Becoming a Migrant at Home: Subjectivation Processes in Migrant-Sending Countries Prior to Departure

Author(s)
Robyn Rodriguez and Helen Schwenken
Published in
Population, Space & Place, Volume 19 (2013), 375-388

Introduction:
Labour emigration is not merely the business of states and governmental policies, but comes with a range of wider societal practices. This includes the production of – and contestation over – the ‘ideal migrant subject’. This paper examines the complex interplay of actors and practices involved in migrant subject-making processes paying close attention to the pre-employment temporary labour migration process step by step from screening, recruitment, pre-departure training up to employment-matching. It asks how prospective migrants are transformed into ‘ideal’ migrant subjects. This contribution primarily draws from data from the Philippines and India. It is argued that migrants actually become migrants before they ever leave their home country: Labour-sending states set the regulatory frameworks and co-produce ‘ideal migrant subjects’ from which other social actors draw or contest.

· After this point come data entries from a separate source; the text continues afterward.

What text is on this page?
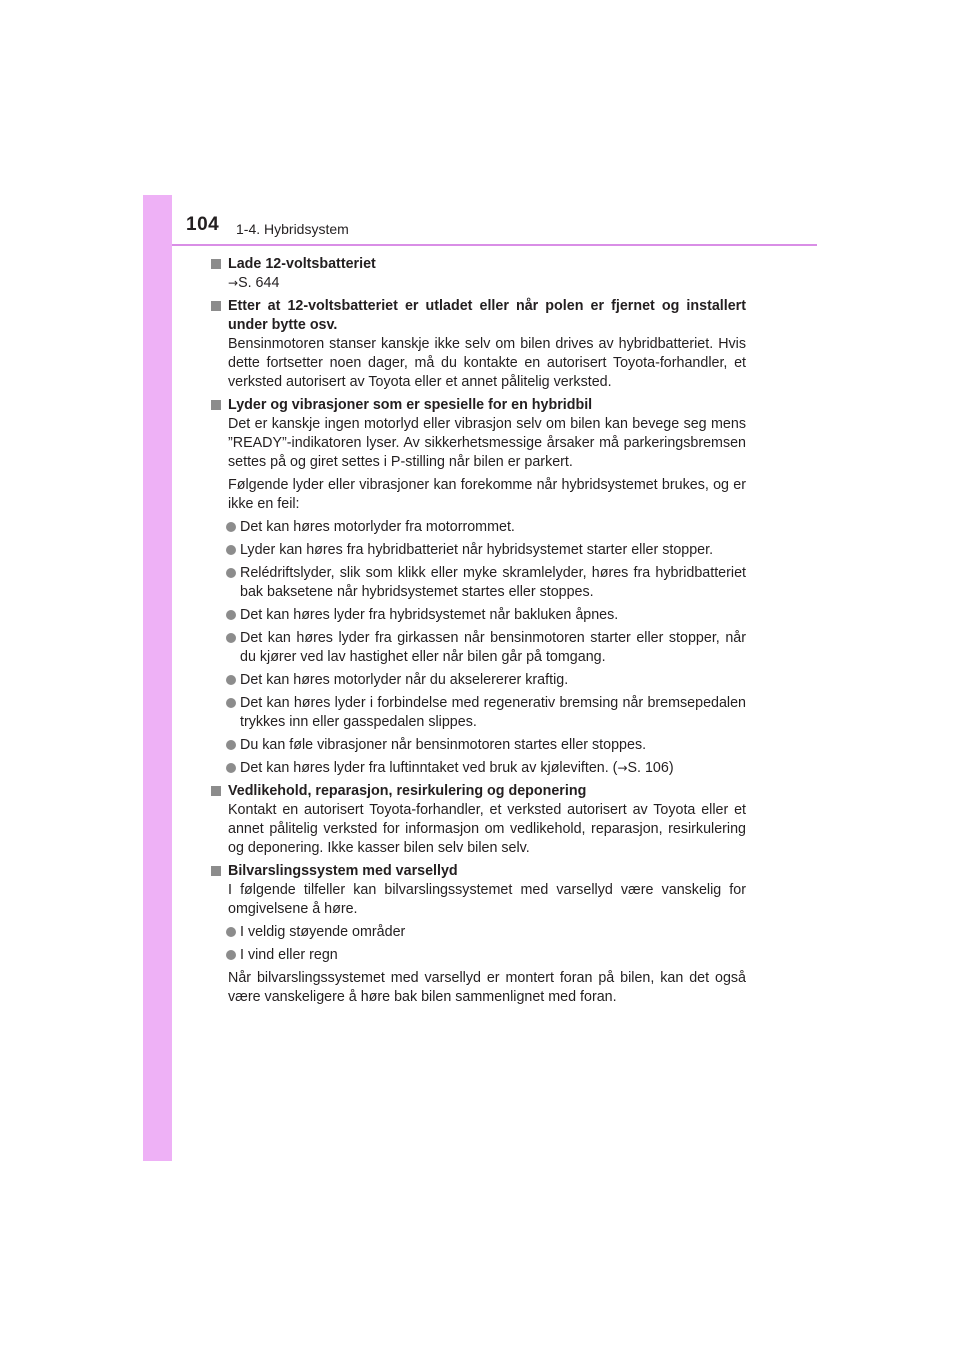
104 1-4. Hybridsystem
Lade 12-voltsbatteriet
→S. 644
Etter at 12-voltsbatteriet er utladet eller når polen er fjernet og installert under bytte osv.
Bensinmotoren stanser kanskje ikke selv om bilen drives av hybridbatteriet. Hvis dette fortsetter noen dager, må du kontakte en autorisert Toyota-forhandler, et verksted autorisert av Toyota eller et annet pålitelig verksted.
Lyder og vibrasjoner som er spesielle for en hybridbil
Det er kanskje ingen motorlyd eller vibrasjon selv om bilen kan bevege seg mens ”READY”-indikatoren lyser. Av sikkerhetsmessige årsaker må parkeringsbremsen settes på og giret settes i P-stilling når bilen er parkert.
Følgende lyder eller vibrasjoner kan forekomme når hybridsystemet brukes, og er ikke en feil:
Det kan høres motorlyder fra motorrommet.
Lyder kan høres fra hybridbatteriet når hybridsystemet starter eller stopper.
Relédriftslyder, slik som klikk eller myke skramlelyder, høres fra hybridbatteriet bak baksetene når hybridsystemet startes eller stoppes.
Det kan høres lyder fra hybridsystemet når bakluken åpnes.
Det kan høres lyder fra girkassen når bensinmotoren starter eller stopper, når du kjører ved lav hastighet eller når bilen går på tomgang.
Det kan høres motorlyder når du akselererer kraftig.
Det kan høres lyder i forbindelse med regenerativ bremsing når bremsepedalen trykkes inn eller gasspedalen slippes.
Du kan føle vibrasjoner når bensinmotoren startes eller stoppes.
Det kan høres lyder fra luftinntaket ved bruk av kjøleviften. (→S. 106)
Vedlikehold, reparasjon, resirkulering og deponering
Kontakt en autorisert Toyota-forhandler, et verksted autorisert av Toyota eller et annet pålitelig verksted for informasjon om vedlikehold, reparasjon, resirkulering og deponering. Ikke kasser bilen selv bilen selv.
Bilvarslingssystem med varsellyd
I følgende tilfeller kan bilvarslingssystemet med varsellyd være vanskelig for omgivelsene å høre.
I veldig støyende områder
I vind eller regn
Når bilvarslingssystemet med varsellyd er montert foran på bilen, kan det også være vanskeligere å høre bak bilen sammenlignet med foran.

In contrast to most studies on the governance of labour migration, the authors highlight the role of subject formation as an important element of modern migration management. To the scholarship that actually takes into account subjectivation processes, this paper adds material both on the labour-sending state as well as on non-state actors. The paper, moreover, draws out subject-making from previous studies where it is less central and more implicit.